RIFLESSIONE FINALE ODIERNA

Se i fu comunisti sono i peggiori rinnegati (e servi dello straniero) di tutta la storia italiana, per definire coloro che ancora speculano sul fascismo, da una parte, e sulle “feroci dittature comuniste”, dall’altra, non trovo le parole più adeguate. Comunque ribadisco almeno la sintetica frase: la “sinistra” è il cancro della nostra società, la “destra” è una sorta di cura Di Bella. Sia chiaro, questa “destra” non è migliore della “sinistra”. Solo che, per ragioni storiche ben precise e “oggettive”, quella ancora definita “sinistra” (di cui una buona parte origina dal ’68 e ’77, anni decisivi dell’inizio della parabola discendente della nostra società) ha occupato il 90% dei gangli del potere e dei mezzi di informazione; e dilaga nelle pubblicazioni, nell’insegnamento di ogni ordine e grado.
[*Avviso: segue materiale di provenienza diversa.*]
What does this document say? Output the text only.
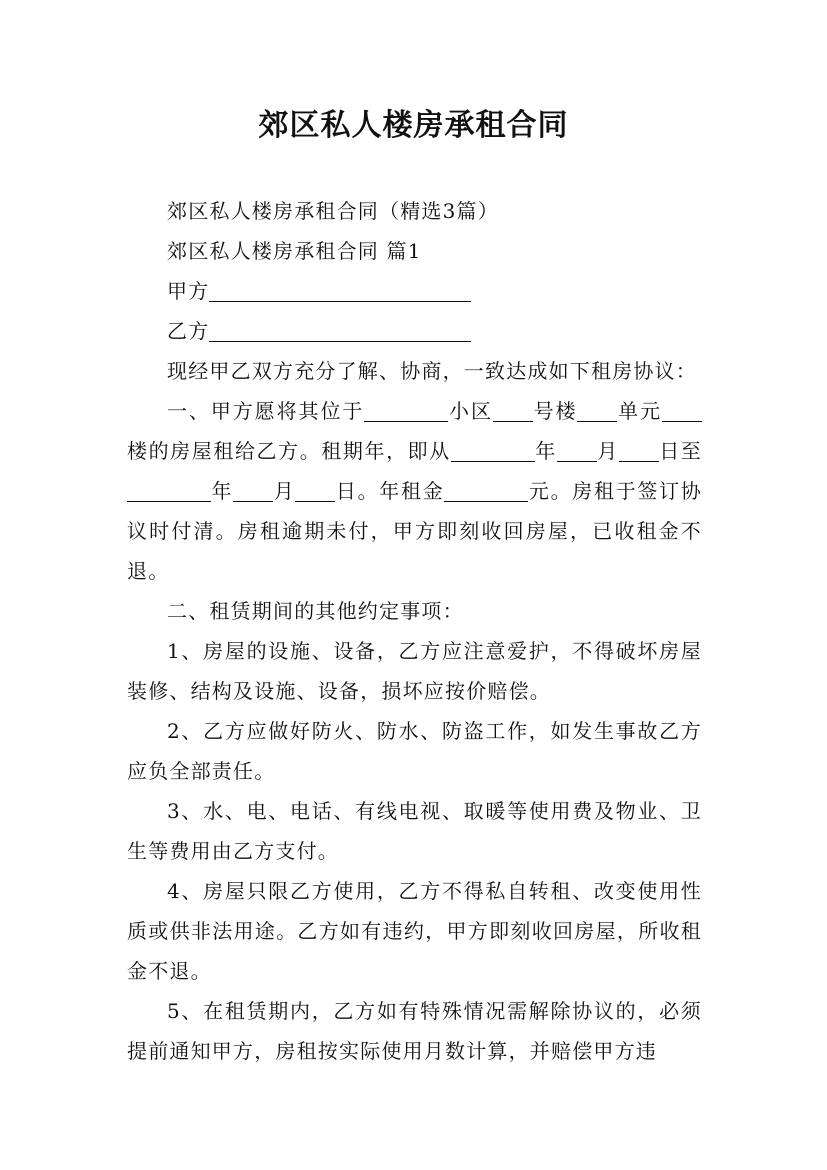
郊区私人楼房承租合同

郊区私人楼房承租合同（精选3篇）

郊区私人楼房承租合同 篇1

甲方

乙方

现经甲乙双方充分了解、协商，一致达成如下租房协议：

一、甲方愿将其位于	小区 号楼 单元楼的房屋租给乙方。租期年，即从	年 月 日至年 月 日。年租金	元。房租于签订协议时付清。房租逾期未付，甲方即刻收回房屋，已收租金不退。

二、租赁期间的其他约定事项：

1、房屋的设施、设备，乙方应注意爱护，不得破坏房屋装修、结构及设施、设备，损坏应按价赔偿。

2、乙方应做好防火、防水、防盗工作，如发生事故乙方应负全部责任。

3、水、电、电话、有线电视、取暖等使用费及物业、卫生等费用由乙方支付。

4、房屋只限乙方使用，乙方不得私自转租、改变使用性质或供非法用途。乙方如有违约，甲方即刻收回房屋，所收租金不退。

5、在租赁期内，乙方如有特殊情况需解除协议的，必须提前通知甲方，房租按实际使用月数计算，并赔偿甲方违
Per questo è lei il cancro e non la “destra”; non certo perché quest’ultima sia migliore come visione politica e servaggio verso gli USA. In ogni caso, non si curerà questo cancro con quella menzogna chiamata “democrazia” e “voto del popolo”. Contro il cancro solo due cure sono possibili: asportazione chirurgica e chemioterapia. Entrambe però richiedono la FORZA NUOVA, sulla cui formazione al momento solo ipotetica dovrebbe a breve uscire il libro di Petrosillo e mio.